Przypomnijmy: w trakcie finału padło pytanie „kara dla dziecka”. Finalista (młody lekarz) powiedział „uderzenie”. Oczywiście odpowiedź miała 0 punktów. Ale Karol Strasburger próbował wybrnąć z sytuacji i powiedział: „Wiadomo o co chodzi, taki kontrolny klaps. Żeby dziecko wiedziało gdzie jego miejsce”.
Po emisji odcinka posypało się wiele nieprzychylnych komentarzy pod adresem prowadzącego. Wielu widzów mówiło, że Karol Strasburger w ogóle nie powinien nigdy wypowiadać takich słów. Nawet na profilu na Facebooku Familiady Centrum Psychologiczne napisało: „Pytanie na temat kary dla dziecka i komentarz prowadzącego „żeby dziecko wiedziało, gdzie jest jego miejsce” w odniesieniu do klapsów nie mieszczą nam się w głowach. Jakie wzorce zachowań Państwo promujecie? Czy wizja wychowania oparta na „kontrolnych klapsach” jest tą, którą pragniecie rozpowszechniać„.

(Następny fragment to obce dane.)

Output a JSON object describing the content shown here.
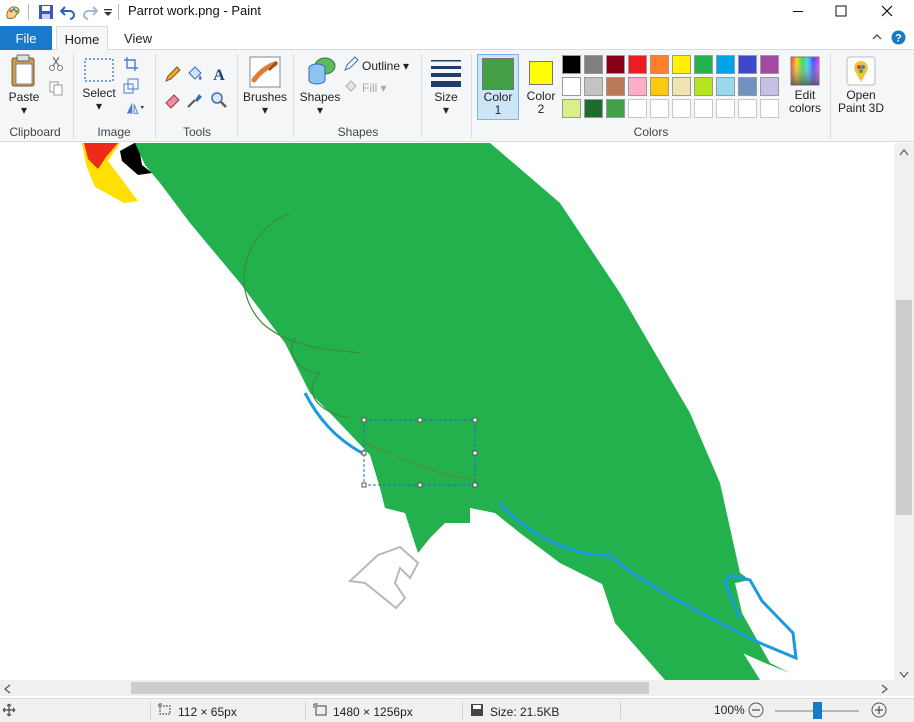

I wreszcie do sprawy odniósł się sam Karol Strasburger. Napisał:
Jestem zdziwiony, że w tak odmienny sposób niektóre osoby/media/instytucje zajmujące się dziedziną psychologii dziecięcej interpretują moje słowa i stanowcze !!!!NIE!!!! dla wszelkiej agresji, a tym bardziej każdej formy przemocy wobec dzieci. Jestem zdumiony, że zostałem „upomniany” o coś, co wyraźnie skrytykowałem. Tak, padło stwierdzenie „klaps kontrolny”, ale NIE W FORMIE dopuszczenia przeze mnie takiej reakcji opiekuna, a w kontekście doprecyzowania tego, co uczestnik finału miał na myśli (taka moja rola prowadzącego), po czym padło moje stanowcze stwierdzenie, cyt. ” TO NIE”! Czy nie jest to dobitnie widoczne, słyszalne? Czy może osoby oczerniające mnie w różnych miejscach w sieci nie dosłyszą, mają kłopot z umiejętnością analizy słyszanych słów tudzież chcą słyszeć to czego nie ma?
PRZECZYTAJ O TYM SKANDALU: Tego jeszcze nie było! Ogromny skandal w „Familiadzie”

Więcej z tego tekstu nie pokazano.